What is Organic Wool?


The Merino Sheep is descended from a strain developed during the rein of Claudius, 41 A.D. During the Dark Ages the Merino dwindled in the numbers but were revived by the Spaniards during the 18th Century. In 1809 William Jarvis took advantage of the chaos surrounding the Napoleonic Conquests and brought a herd to Vermont. Merinos had been well-established in The United States and Australia since the mid-19th Century. Australia invested money and research to raise organic Merinos with finer fibers.


In order for wool to be certified as “organic,” it must be produced in accordance with federal standards for organic livestock production.

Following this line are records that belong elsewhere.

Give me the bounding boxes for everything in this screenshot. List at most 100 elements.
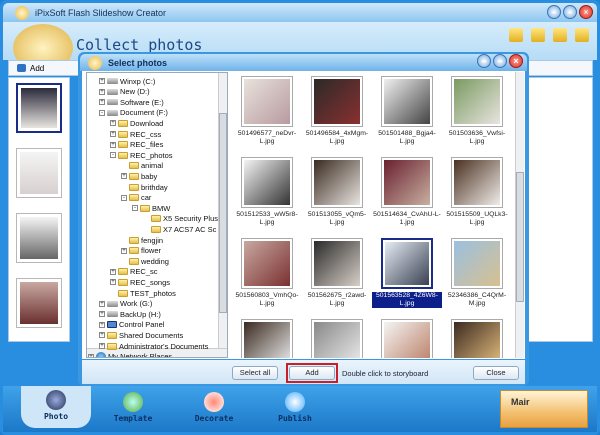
close-dialog-button[interactable]: Close — [473, 366, 519, 380]
tree-node[interactable]: + REC_css — [110, 129, 161, 139]
close-button[interactable]: × — [579, 5, 593, 19]
tree-node[interactable]: TEST_photos — [110, 288, 176, 298]
expand-icon[interactable]: + — [99, 78, 105, 84]
photo-thumbnail[interactable] — [381, 238, 433, 289]
collapse-icon[interactable]: - — [132, 205, 138, 212]
maximize-button[interactable]: – — [563, 5, 577, 19]
photo-thumbnail[interactable] — [381, 319, 433, 358]
collapse-icon[interactable]: - — [99, 109, 105, 116]
tree-node[interactable]: + Download — [110, 118, 163, 128]
photo-item[interactable]: 501514634_CvAhU-L-1.jpg — [372, 157, 442, 227]
tree-node[interactable]: + Administrator's Documents — [99, 341, 208, 351]
photo-thumbnail[interactable] — [311, 76, 363, 127]
tree-node[interactable]: + Winxp (C:) — [99, 76, 155, 86]
expand-icon[interactable]: + — [110, 131, 116, 137]
tab-photo[interactable]: Photo — [21, 386, 91, 428]
photo-thumbnail[interactable] — [311, 157, 363, 208]
tree-node[interactable]: + baby — [121, 171, 157, 181]
tree-node[interactable]: + Control Panel — [99, 320, 164, 330]
expand-icon[interactable]: + — [110, 120, 116, 127]
expand-icon[interactable]: + — [121, 173, 127, 180]
tab-template[interactable]: Template — [98, 388, 168, 423]
expand-icon[interactable]: + — [110, 141, 116, 148]
photo-thumbnail[interactable] — [241, 238, 293, 289]
photo-item[interactable]: 501562675_r2awd-L.jpg — [302, 238, 372, 308]
photo-grid[interactable]: 501496577_neDvr-L.jpg 501496584_4xMgm-L.j… — [232, 72, 524, 358]
photo-item[interactable]: 501560803_VmhQo-L.jpg — [232, 238, 302, 308]
collapse-icon[interactable]: - — [110, 152, 116, 159]
dialog-minimize-button[interactable]: – — [477, 54, 491, 68]
add-button[interactable]: Add — [289, 366, 335, 380]
photo-thumbnail[interactable] — [451, 238, 503, 289]
photo-item[interactable]: 501496577_neDvr-L.jpg — [232, 76, 302, 146]
photo-item[interactable] — [232, 319, 302, 358]
expand-icon[interactable]: + — [99, 311, 105, 318]
tree-node[interactable]: + Software (E:) — [99, 97, 164, 107]
tree-node[interactable]: - car — [121, 193, 151, 203]
expand-icon[interactable]: + — [99, 332, 105, 339]
collapse-icon[interactable]: - — [121, 194, 127, 201]
photo-thumbnail[interactable] — [311, 238, 363, 289]
photo-thumbnail[interactable] — [241, 319, 293, 358]
photo-item[interactable]: 501501488_Bgja4-L.jpg — [372, 76, 442, 146]
tree-node[interactable]: + Work (G:) — [99, 299, 152, 309]
photo-thumbnail[interactable] — [311, 319, 363, 358]
storyboard-item[interactable] — [16, 83, 62, 133]
dialog-maximize-button[interactable]: – — [493, 54, 507, 68]
open-folder-icon[interactable] — [509, 28, 523, 42]
photo-item[interactable] — [302, 319, 372, 358]
tree-node[interactable]: animal — [121, 161, 163, 171]
expand-icon[interactable]: + — [99, 300, 105, 307]
tree-node[interactable]: fengjin — [121, 235, 163, 245]
tab-decorate[interactable]: Decorate — [179, 388, 249, 423]
tree-node[interactable]: brithday — [121, 182, 168, 192]
expand-icon[interactable]: + — [88, 353, 94, 357]
photo-item[interactable] — [442, 319, 512, 358]
photo-thumbnail[interactable] — [381, 157, 433, 208]
storyboard-item[interactable] — [16, 148, 62, 198]
tree-node[interactable]: - BMW — [132, 203, 170, 213]
storyboard[interactable] — [8, 77, 70, 342]
tree-node[interactable]: wedding — [121, 256, 169, 266]
folder-tree[interactable]: + Winxp (C:) + New (D:) + Software (E:) - Docum… — [86, 72, 228, 358]
help-icon[interactable] — [575, 28, 589, 42]
photo-thumbnail[interactable] — [451, 319, 503, 358]
tree-node[interactable]: + BackUp (H:) — [99, 309, 161, 319]
tree-node[interactable]: + Shared Documents — [99, 330, 183, 340]
photo-item[interactable]: 501512533_wW5r8-L.jpg — [232, 157, 302, 227]
photo-item[interactable]: 52346386_C4QrM-M.jpg — [442, 238, 512, 308]
save-icon[interactable] — [531, 28, 545, 42]
grid-vertical-scrollbar[interactable] — [515, 72, 524, 358]
tree-node[interactable]: + REC_sc — [110, 267, 158, 277]
tree-node[interactable]: + REC_songs — [110, 277, 170, 287]
photo-thumbnail[interactable] — [241, 76, 293, 127]
expand-icon[interactable]: + — [110, 268, 116, 275]
expand-icon[interactable]: + — [121, 247, 127, 254]
expand-icon[interactable]: + — [99, 321, 105, 328]
tree-vertical-scrollbar[interactable] — [218, 73, 227, 357]
toolbar-add-button[interactable]: Add — [30, 64, 44, 73]
tree-node[interactable]: X7 ACS7 AC Sc — [143, 224, 216, 234]
minimize-button[interactable]: – — [547, 5, 561, 19]
tree-node[interactable]: - REC_photos — [110, 150, 173, 160]
storyboard-item[interactable] — [16, 278, 62, 328]
expand-icon[interactable]: + — [99, 88, 105, 95]
photo-thumbnail[interactable] — [381, 76, 433, 127]
expand-icon[interactable]: + — [99, 99, 105, 106]
tree-node[interactable]: + My Network Places — [88, 352, 172, 357]
tree-node[interactable]: - Document (F:) — [99, 108, 168, 118]
photo-item[interactable]: 501515509_UQLk3-L.jpg — [442, 157, 512, 227]
promo-banner[interactable]: Mair — [500, 390, 588, 428]
expand-icon[interactable]: + — [99, 343, 105, 349]
dialog-close-button[interactable]: × — [509, 54, 523, 68]
photo-thumbnail[interactable] — [451, 157, 503, 208]
tree-node[interactable]: + New (D:) — [99, 87, 150, 97]
photo-thumbnail[interactable] — [451, 76, 503, 127]
photo-item[interactable]: 501503636_Vwfsi-L.jpg — [442, 76, 512, 146]
photo-item[interactable] — [372, 319, 442, 358]
photo-item[interactable]: 501563528_4Z6W8-L.jpg — [372, 238, 442, 308]
tab-publish[interactable]: Publish — [260, 388, 330, 423]
photo-thumbnail[interactable] — [241, 157, 293, 208]
expand-icon[interactable]: + — [110, 279, 116, 286]
tree-node[interactable]: X5 Security Plus — [143, 214, 218, 224]
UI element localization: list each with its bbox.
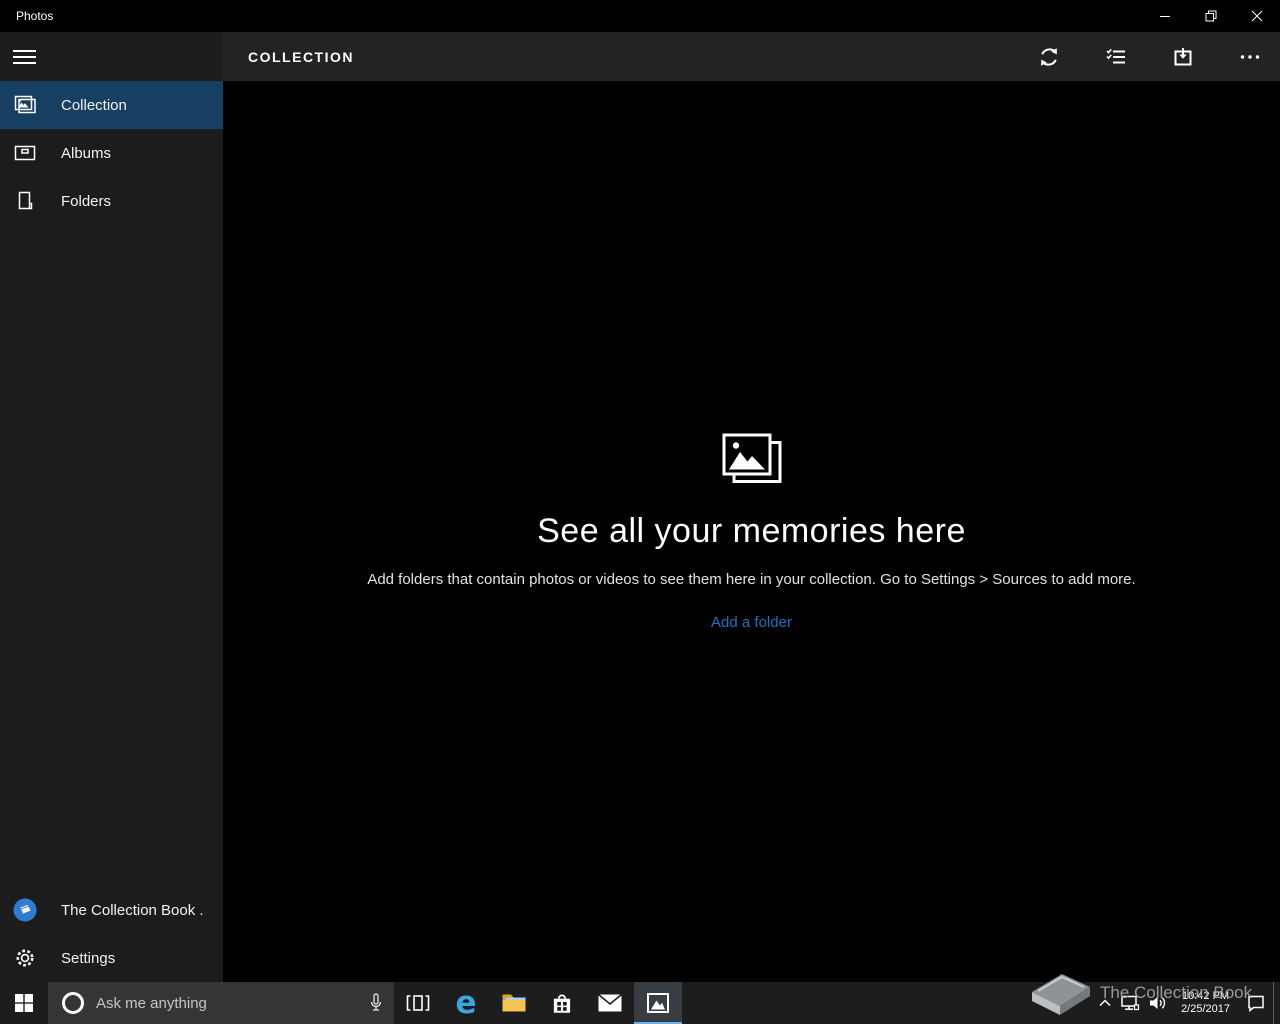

Federal requirements for organic livestock production include:
• Livestock feed and forage used from the last third of gestation must be certified organic
• Use of synthetic hormones and genetic engineering is prohibited;
• Use of synthetic pesticides (internal. external. and on pastures) is prohibited, and
• Producers must encourage livestock health through good cultural and management practices.
Organic Livestock management is different from non-organic management in at least two major ways:
•Sheep cannot be dipped in insecticides to control external parasites such as ticks and lice, and
•Organic livestock producers are required to ensure that they do not exceed the natural carrying capacity of the land on which their animals graze.
Third-party certification organizations verify that organic producers use only methods and materials allowed in organic production. The Organic Trade Association has developed standards that apply to the processing of organic wool. Why does organic wool cost more than conventional wool?
The cost of organic wool is more than that of conventional for several reasons:
•Organic wool producers receive a higher price at a farm gate as their costs of production are higher, primarily associated with higher labor, management, and certification costs
•The organic wool industry is very small relative to the overall wool industry and does not have the economies of scale and resulting efficiencies of its conventional counterpart, and
•Federal organic standards for livestock production prohibit overgrazing. If the price of wool is low, the difference cannot be made up by simply increasing production per unit of land, as is commonly practiced by many livestock producers.